The U.S. Federal Reserve (Fed) already cut its benchmark lending rate to zero and made unprecedented moves to bolster liquidity as the coronavirus slammed the U.S. economy, so it is not expected to do much besides project confidence at its policy meeting this week.
Held by video conference, the gathering will lack much of the suspense of previous meetings, with analysts most interested in what the Fed and its chair Jerome Powell have to say about the future of the world's largest economy.
"He's going to basically say 'we know what we're doing,'" economist Joel Naroff said of Powell. "That doesn't mean that they've got total control, but let's face it, they were prepared, but the government wasn't."
As the coronavirus pandemic's potential for economic destruction became clear in March, the central bank twice held emergency meetings to cut the rate, ultimately dropping it to the 0-0.25% range, back to where it was during the global financial crisis in 2008.
And even before businesses shut down nationwide to stop the spread of the virus, the Fed rolled out trillions of dollars in new credit lines to keep the financial system from locking up as the economy fell off a cliff.
The two-day meeting of the rate-setting Federal Open Market Committee (FOMC), starting Tuesday, will be the first scheduled meeting since unemployment filings surged past 26 million and key indicators of economic health plummeted.
But the FOMC has limited power to address those issues, and analysts say the central bank already has done much of what it can.
"My best guess is it's going to be a rather uneventful meeting," chief US economist at JP Morgan Michael Feroli told AFP.
The pandemic has sickened upwards of 866,000 people in the U.S. and killed more than 50,000 as of Friday, with the economic damage spread across most sectors of the economy including retail sales and manufacturing, which data shows contracting at rates not seen in decades.
The Fed followed up its rate cuts with a host of liquidity measures, including unlimited purchases of U.S. Treasury and mortgage debt, as well as lending to companies and municipalities and easing of bank regulations.
The aim was to keep the U.S. financial system from freezing up, and it appears to have worked thus far, with few signs of the banking sector chaos that occurred during the downturn 12 years ago.
Feroli said the meeting will be more about soothing frayed nerves through its communications than announcing measures like further liquidity injections.
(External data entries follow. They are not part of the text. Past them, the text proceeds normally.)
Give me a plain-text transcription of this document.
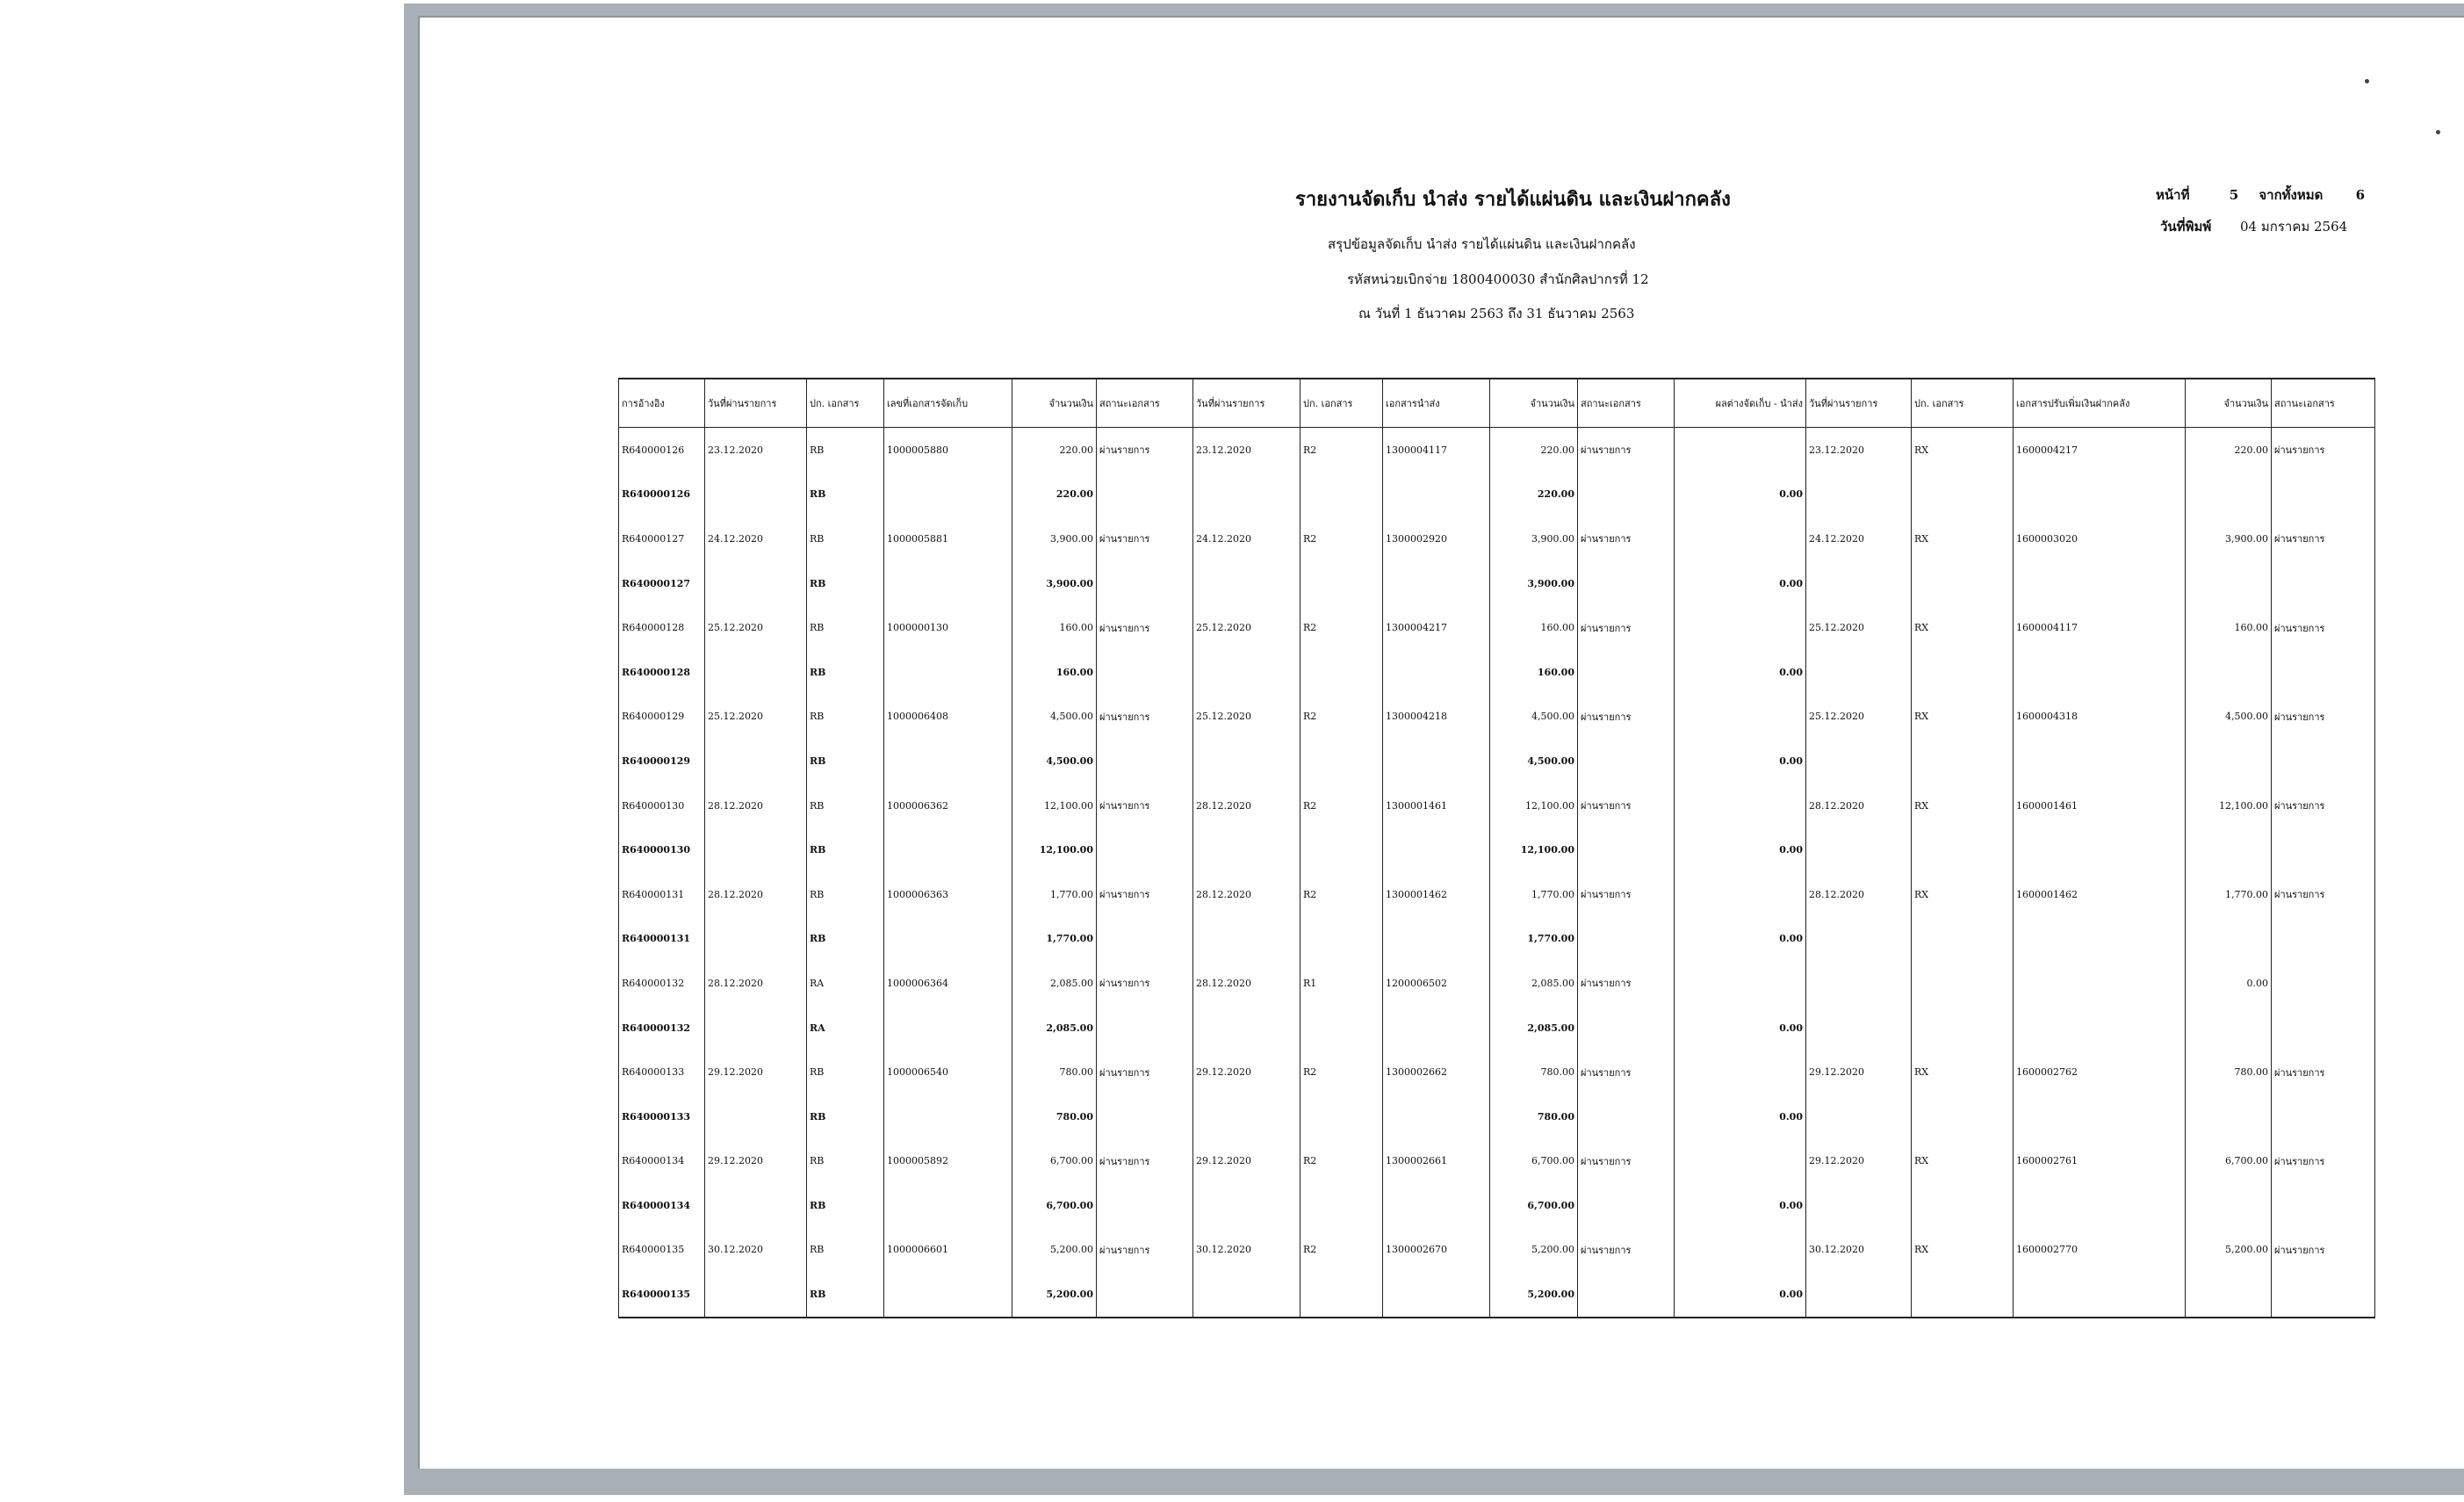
รายงานจัดเก็บ นำส่ง รายได้แผ่นดิน และเงินฝากคลัง
สรุปข้อมูลจัดเก็บ นำส่ง รายได้แผ่นดิน และเงินฝากคลัง
รหัสหน่วยเบิกจ่าย 1800400030 สำนักศิลปากรที่ 12
ณ วันที่ 1 ธันวาคม 2563 ถึง 31 ธันวาคม 2563
หน้าที่	5 จากทั้งหมด 6
วันที่พิมพ์ 04 มกราคม 2564
การอ้างอิง	วันที่ผ่านรายการ	ปก. เอกสาร	เลขที่เอกสารจัดเก็บ	จำนวนเงิน	สถานะเอกสาร	วันที่ผ่านรายการ	ปก. เอกสาร	เอกสารนำส่ง	จำนวนเงิน	สถานะเอกสาร	ผลต่างจัดเก็บ - นำส่ง	วันที่ผ่านรายการ	ปก. เอกสาร	เอกสารปรับเพิ่มเงินฝากคลัง	จำนวนเงิน	สถานะเอกสาร
R640000126	23.12.2020	RB	1000005880	220.00	ผ่านรายการ	23.12.2020	R2	1300004117	220.00	ผ่านรายการ		23.12.2020	RX	1600004217	220.00	ผ่านรายการ
R640000126		RB		220.00					220.00		0.00					
R640000127	24.12.2020	RB	1000005881	3,900.00	ผ่านรายการ	24.12.2020	R2	1300002920	3,900.00	ผ่านรายการ		24.12.2020	RX	1600003020	3,900.00	ผ่านรายการ
R640000127		RB		3,900.00					3,900.00		0.00					
R640000128	25.12.2020	RB	1000000130	160.00	ผ่านรายการ	25.12.2020	R2	1300004217	160.00	ผ่านรายการ		25.12.2020	RX	1600004117	160.00	ผ่านรายการ
R640000128		RB		160.00					160.00		0.00					
R640000129	25.12.2020	RB	1000006408	4,500.00	ผ่านรายการ	25.12.2020	R2	1300004218	4,500.00	ผ่านรายการ		25.12.2020	RX	1600004318	4,500.00	ผ่านรายการ
R640000129		RB		4,500.00					4,500.00		0.00					
R640000130	28.12.2020	RB	1000006362	12,100.00	ผ่านรายการ	28.12.2020	R2	1300001461	12,100.00	ผ่านรายการ		28.12.2020	RX	1600001461	12,100.00	ผ่านรายการ
R640000130		RB		12,100.00					12,100.00		0.00					
R640000131	28.12.2020	RB	1000006363	1,770.00	ผ่านรายการ	28.12.2020	R2	1300001462	1,770.00	ผ่านรายการ		28.12.2020	RX	1600001462	1,770.00	ผ่านรายการ
R640000131		RB		1,770.00					1,770.00		0.00					
R640000132	28.12.2020	RA	1000006364	2,085.00	ผ่านรายการ	28.12.2020	R1	1200006502	2,085.00	ผ่านรายการ					0.00	
R640000132		RA		2,085.00					2,085.00		0.00					
R640000133	29.12.2020	RB	1000006540	780.00	ผ่านรายการ	29.12.2020	R2	1300002662	780.00	ผ่านรายการ		29.12.2020	RX	1600002762	780.00	ผ่านรายการ
R640000133		RB		780.00					780.00		0.00					
R640000134	29.12.2020	RB	1000005892	6,700.00	ผ่านรายการ	29.12.2020	R2	1300002661	6,700.00	ผ่านรายการ		29.12.2020	RX	1600002761	6,700.00	ผ่านรายการ
R640000134		RB		6,700.00					6,700.00		0.00					
R640000135	30.12.2020	RB	1000006601	5,200.00	ผ่านรายการ	30.12.2020	R2	1300002670	5,200.00	ผ่านรายการ		30.12.2020	RX	1600002770	5,200.00	ผ่านรายการ
R640000135		RB		5,200.00					5,200.00		0.00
"The statement has to be, we're here, we're committed to doing anything we can," he said.
No new tools
Powell has hammered home that message and likely will repeat it again at his press conference on Wednesday after the meeting concludes.
He has said the economic comeback "can be robust" once the virus is tamed, but the Fed's most recent "beige book" survey showed the pain may yet continue.
As far as interest rates, the central bank has nowhere to go but negative, and Naroff says there is no chance of that. Nor will it consider raising rates any time soon, even when lockdowns are lifted.
"The Fed's not going to do anything when things are open until they see three to six months of consistent growth," Naroff said. "Could we go longer than another year? The answer is yes."
Instead, he expects the central bank to be eyeing the resiliency of financial institutions, particularly when it comes to loan losses that could become more common if the crisis doesn't ease.
"Right now, they're going over all the things that could potentially happen going forward," he said.